Поэтому тетушка, целуя Степана Андреевича, сквозь слезы шепнула ему: «Наблюдай за Ромашкой».
Вера простилась спокойно, но дружелюбно.
Фаэтон покатил.
В степи было свежо и ясно. Далеко где-то стучала паровая молотилка. Мягко катился фаэтон по накатанной черной дороге. Проезжая мимо какого-то хутора, Быковский задержал лошадей и указал кнутовищем на красивую, ровную, как шар, дикую грушу.
– На этой груше, – сказал он, – батько Махно четырех комиссаров повесил.
Ничего кругом не было страшного. Но вот на дороге показалась неподвижная группа: два милиционера возле распластанного в пыли трупа.
– Чі? – спросил Быковский, задерживая лошадей.

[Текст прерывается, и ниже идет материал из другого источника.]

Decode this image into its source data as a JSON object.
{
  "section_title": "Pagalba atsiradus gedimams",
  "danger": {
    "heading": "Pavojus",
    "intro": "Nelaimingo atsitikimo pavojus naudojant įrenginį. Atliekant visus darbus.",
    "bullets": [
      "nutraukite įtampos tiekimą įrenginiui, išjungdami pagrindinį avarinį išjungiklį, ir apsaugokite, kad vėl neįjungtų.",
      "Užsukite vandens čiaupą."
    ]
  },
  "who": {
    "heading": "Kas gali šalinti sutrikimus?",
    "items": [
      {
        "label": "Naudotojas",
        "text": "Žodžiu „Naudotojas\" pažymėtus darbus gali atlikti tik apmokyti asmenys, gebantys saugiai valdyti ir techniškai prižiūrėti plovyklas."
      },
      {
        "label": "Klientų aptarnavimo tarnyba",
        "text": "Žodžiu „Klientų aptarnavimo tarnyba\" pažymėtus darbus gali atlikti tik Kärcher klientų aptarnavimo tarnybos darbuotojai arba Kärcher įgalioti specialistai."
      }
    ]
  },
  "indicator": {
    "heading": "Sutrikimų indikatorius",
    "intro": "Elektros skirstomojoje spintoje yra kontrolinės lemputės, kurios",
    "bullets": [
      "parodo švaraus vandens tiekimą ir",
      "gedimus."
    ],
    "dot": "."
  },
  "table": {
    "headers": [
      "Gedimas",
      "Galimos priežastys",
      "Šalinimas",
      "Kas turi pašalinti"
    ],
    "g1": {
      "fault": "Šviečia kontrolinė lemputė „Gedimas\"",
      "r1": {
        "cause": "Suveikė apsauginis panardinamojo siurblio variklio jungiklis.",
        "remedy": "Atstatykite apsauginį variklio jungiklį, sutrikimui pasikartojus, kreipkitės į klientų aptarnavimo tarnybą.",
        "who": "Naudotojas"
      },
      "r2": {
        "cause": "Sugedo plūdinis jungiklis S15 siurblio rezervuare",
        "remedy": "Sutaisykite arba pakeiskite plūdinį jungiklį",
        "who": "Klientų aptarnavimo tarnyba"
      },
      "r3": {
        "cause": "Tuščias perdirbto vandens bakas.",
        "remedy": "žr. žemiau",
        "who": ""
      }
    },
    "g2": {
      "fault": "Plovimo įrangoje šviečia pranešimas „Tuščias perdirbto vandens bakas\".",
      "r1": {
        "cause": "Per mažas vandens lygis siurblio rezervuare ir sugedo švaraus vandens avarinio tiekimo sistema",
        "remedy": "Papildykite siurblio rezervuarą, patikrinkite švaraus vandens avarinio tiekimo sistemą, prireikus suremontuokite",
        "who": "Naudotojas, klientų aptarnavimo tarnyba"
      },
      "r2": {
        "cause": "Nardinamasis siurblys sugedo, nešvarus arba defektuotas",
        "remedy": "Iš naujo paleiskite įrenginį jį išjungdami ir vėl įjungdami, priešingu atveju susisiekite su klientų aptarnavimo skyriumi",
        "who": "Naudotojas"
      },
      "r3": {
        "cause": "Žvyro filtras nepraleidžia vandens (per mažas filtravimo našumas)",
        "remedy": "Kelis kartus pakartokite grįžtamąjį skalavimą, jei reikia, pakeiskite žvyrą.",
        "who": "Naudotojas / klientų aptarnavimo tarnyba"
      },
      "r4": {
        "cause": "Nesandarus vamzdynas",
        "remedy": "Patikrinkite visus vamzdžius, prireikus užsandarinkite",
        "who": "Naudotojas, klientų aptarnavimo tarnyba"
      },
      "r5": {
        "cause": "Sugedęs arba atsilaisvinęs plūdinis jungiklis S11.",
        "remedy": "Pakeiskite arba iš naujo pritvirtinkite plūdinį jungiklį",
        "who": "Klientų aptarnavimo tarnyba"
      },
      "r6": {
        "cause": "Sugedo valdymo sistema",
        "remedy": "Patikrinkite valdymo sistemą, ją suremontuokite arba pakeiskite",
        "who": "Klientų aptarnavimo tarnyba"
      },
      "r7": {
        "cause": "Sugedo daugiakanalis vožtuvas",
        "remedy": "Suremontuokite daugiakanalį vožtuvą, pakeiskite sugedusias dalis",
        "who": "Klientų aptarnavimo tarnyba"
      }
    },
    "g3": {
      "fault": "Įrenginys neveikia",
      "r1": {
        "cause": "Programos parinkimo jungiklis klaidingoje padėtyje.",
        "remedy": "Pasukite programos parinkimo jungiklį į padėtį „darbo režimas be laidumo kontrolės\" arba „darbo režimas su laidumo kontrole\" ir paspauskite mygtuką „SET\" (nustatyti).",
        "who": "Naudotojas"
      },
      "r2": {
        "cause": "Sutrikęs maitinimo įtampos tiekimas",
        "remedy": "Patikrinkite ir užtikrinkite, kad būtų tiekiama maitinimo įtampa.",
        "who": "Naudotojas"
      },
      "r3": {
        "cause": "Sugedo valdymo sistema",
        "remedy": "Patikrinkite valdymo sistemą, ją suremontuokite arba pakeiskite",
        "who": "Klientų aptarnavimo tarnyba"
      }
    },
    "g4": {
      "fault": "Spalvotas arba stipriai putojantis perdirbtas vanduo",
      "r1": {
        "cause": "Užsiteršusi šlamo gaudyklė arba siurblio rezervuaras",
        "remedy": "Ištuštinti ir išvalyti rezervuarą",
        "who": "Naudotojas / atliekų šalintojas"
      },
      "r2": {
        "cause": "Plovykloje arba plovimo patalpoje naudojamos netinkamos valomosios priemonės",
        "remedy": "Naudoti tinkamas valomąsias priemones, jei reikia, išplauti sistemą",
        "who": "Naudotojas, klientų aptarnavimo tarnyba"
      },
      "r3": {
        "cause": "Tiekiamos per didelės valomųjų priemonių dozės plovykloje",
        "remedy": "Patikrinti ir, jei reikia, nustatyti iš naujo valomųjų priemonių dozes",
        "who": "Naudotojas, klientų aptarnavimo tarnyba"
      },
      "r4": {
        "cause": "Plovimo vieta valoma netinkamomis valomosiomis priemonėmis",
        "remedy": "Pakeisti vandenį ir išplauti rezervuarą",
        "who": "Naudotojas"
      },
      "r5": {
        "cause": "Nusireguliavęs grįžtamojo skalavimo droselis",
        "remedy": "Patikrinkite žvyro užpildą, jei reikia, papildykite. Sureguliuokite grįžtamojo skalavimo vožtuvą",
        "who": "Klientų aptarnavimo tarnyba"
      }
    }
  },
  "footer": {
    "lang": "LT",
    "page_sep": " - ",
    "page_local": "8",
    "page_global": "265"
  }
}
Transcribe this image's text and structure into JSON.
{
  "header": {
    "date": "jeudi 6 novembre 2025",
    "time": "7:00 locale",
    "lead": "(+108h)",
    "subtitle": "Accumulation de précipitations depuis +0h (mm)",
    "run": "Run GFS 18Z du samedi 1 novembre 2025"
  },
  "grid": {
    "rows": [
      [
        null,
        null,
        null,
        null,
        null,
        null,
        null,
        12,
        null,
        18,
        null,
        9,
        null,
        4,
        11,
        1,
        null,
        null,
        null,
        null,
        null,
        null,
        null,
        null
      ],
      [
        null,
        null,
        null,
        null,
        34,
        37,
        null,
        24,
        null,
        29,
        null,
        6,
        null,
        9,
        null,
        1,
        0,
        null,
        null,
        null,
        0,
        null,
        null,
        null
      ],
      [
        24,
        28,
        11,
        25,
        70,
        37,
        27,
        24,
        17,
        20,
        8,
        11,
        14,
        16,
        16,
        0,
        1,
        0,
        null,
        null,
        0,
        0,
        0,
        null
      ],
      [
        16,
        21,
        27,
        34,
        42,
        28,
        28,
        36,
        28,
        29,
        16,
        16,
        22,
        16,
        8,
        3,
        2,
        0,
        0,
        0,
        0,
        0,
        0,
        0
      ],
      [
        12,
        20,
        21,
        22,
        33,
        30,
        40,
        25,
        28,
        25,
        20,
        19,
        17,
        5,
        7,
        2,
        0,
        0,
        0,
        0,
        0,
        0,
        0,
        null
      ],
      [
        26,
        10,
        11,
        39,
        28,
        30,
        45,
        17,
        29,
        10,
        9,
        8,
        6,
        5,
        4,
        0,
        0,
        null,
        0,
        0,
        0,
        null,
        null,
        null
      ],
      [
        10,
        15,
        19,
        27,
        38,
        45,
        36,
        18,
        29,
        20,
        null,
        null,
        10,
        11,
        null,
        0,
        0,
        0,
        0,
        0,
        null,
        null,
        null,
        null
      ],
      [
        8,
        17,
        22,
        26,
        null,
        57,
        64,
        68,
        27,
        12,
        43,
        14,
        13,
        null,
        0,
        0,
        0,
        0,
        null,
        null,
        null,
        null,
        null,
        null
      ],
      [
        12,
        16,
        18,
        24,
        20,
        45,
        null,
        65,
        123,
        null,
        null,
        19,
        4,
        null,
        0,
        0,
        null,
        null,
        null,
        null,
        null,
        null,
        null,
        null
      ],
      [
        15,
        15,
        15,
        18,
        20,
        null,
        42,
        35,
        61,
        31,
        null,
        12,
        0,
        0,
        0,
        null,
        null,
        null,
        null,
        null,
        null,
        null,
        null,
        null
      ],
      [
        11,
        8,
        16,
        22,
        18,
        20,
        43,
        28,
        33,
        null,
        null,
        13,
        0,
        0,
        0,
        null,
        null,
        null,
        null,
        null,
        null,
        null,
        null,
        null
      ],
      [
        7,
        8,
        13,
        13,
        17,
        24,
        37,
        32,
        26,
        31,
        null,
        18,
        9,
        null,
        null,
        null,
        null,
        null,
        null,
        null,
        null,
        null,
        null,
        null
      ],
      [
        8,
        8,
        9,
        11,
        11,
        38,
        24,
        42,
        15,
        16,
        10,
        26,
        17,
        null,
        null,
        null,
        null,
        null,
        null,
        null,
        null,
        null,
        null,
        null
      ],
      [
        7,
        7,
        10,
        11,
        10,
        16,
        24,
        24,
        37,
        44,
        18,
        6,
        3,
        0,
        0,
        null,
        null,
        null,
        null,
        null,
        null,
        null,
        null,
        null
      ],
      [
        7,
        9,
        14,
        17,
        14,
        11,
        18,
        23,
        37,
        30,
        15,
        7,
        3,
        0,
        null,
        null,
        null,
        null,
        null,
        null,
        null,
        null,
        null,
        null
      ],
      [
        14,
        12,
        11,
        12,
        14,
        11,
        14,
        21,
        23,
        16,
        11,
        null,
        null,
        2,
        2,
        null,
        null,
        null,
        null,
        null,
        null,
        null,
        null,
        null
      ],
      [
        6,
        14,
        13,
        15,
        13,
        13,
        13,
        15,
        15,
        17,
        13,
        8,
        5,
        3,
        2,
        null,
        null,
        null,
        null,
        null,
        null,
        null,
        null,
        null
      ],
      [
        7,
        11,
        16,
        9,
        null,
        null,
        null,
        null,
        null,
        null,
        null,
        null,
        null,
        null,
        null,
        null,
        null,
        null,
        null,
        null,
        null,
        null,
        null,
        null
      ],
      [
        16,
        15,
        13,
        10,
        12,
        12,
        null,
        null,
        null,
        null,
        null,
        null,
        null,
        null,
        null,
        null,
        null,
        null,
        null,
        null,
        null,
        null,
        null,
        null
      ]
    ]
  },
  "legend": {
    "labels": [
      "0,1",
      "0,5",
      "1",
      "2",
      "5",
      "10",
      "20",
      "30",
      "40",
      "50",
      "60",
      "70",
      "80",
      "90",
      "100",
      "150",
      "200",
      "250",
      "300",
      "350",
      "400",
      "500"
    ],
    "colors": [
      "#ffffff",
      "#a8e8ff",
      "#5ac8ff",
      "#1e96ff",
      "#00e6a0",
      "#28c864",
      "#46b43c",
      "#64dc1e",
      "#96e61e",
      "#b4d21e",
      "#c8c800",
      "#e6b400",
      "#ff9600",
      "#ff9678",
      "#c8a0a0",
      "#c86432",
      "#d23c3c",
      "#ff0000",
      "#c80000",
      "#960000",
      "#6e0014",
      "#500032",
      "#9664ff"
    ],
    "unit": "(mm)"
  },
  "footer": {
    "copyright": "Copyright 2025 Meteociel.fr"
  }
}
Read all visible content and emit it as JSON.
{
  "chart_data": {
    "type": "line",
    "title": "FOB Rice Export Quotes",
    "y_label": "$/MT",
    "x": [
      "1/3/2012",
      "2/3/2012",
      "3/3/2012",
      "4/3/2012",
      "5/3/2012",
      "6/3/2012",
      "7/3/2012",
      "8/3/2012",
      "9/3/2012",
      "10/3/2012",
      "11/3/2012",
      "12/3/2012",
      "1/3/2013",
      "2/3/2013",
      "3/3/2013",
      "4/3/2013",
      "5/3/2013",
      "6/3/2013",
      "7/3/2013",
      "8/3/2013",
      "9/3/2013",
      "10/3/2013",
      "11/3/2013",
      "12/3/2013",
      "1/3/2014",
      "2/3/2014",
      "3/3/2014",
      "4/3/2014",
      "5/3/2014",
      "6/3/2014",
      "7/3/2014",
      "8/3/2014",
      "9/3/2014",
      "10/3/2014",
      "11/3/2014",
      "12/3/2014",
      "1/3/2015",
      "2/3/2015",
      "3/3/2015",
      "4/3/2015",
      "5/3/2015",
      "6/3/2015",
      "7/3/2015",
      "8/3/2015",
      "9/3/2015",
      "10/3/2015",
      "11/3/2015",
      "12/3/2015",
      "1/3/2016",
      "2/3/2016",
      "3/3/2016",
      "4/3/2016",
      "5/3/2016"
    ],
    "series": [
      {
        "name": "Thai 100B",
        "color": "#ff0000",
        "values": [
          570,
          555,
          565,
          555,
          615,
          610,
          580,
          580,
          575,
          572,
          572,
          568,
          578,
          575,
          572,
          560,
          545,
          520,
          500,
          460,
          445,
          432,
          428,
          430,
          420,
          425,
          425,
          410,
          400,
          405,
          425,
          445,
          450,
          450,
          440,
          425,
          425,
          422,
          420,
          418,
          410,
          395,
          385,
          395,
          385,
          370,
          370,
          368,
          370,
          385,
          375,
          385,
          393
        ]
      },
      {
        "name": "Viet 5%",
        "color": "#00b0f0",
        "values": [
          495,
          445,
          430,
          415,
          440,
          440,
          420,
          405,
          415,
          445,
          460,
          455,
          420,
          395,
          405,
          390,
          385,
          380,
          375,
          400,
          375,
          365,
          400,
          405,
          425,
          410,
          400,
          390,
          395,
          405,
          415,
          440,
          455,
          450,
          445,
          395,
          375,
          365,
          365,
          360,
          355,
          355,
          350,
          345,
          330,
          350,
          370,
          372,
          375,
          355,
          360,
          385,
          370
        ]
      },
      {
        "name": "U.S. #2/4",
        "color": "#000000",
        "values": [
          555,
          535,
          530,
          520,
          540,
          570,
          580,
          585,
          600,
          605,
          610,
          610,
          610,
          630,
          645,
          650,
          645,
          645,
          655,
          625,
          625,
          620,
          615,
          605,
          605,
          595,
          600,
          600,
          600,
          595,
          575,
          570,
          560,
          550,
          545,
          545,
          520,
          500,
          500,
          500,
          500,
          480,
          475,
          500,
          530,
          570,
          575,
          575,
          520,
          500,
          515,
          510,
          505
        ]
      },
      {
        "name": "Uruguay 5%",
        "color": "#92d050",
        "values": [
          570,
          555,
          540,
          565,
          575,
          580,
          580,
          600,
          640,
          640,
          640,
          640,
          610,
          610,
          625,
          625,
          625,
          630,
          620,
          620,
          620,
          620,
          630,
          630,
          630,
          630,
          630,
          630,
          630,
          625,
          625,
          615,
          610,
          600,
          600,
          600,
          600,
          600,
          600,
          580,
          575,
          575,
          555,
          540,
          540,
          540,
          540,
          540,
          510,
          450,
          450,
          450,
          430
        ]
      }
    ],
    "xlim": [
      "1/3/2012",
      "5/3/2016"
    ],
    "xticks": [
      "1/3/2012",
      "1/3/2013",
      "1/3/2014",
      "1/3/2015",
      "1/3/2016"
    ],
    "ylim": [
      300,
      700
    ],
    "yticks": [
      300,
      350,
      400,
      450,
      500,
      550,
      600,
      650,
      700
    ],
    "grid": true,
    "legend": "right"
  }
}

Но милиционеры сердито крикнули:
– Тікай!
И только вслед послали с гордостью:
– Главного бандита убили. Воробей.
– Какой Воробей? – со страхом спросил Степан Андреевич у Быковского. Но тот почему-то ничего не ответил.
Станция была маленькая, степная. На белом доме черными буквами написано было: «Баклажаны».
Оживленно толковали пассажиры.
Степан Андреевич спросил дежурного по станции:
– Кого это убили?
– А вот Воробья – бандита. Он тут в Баклажанах мельника ограбил и ранил даже. Ну, у того денег много, он всю кременчугскую милицию поднял.
– А этот Воробей не Купалов?
Дежурный усмехнулся.
– Купалов в Екатеринославе служит в спілке приемщиком.
– Да что вы? Почему же мне никто об этом не говорил? Про него много рассказывали, а о том, что он служит… Где вы сказали?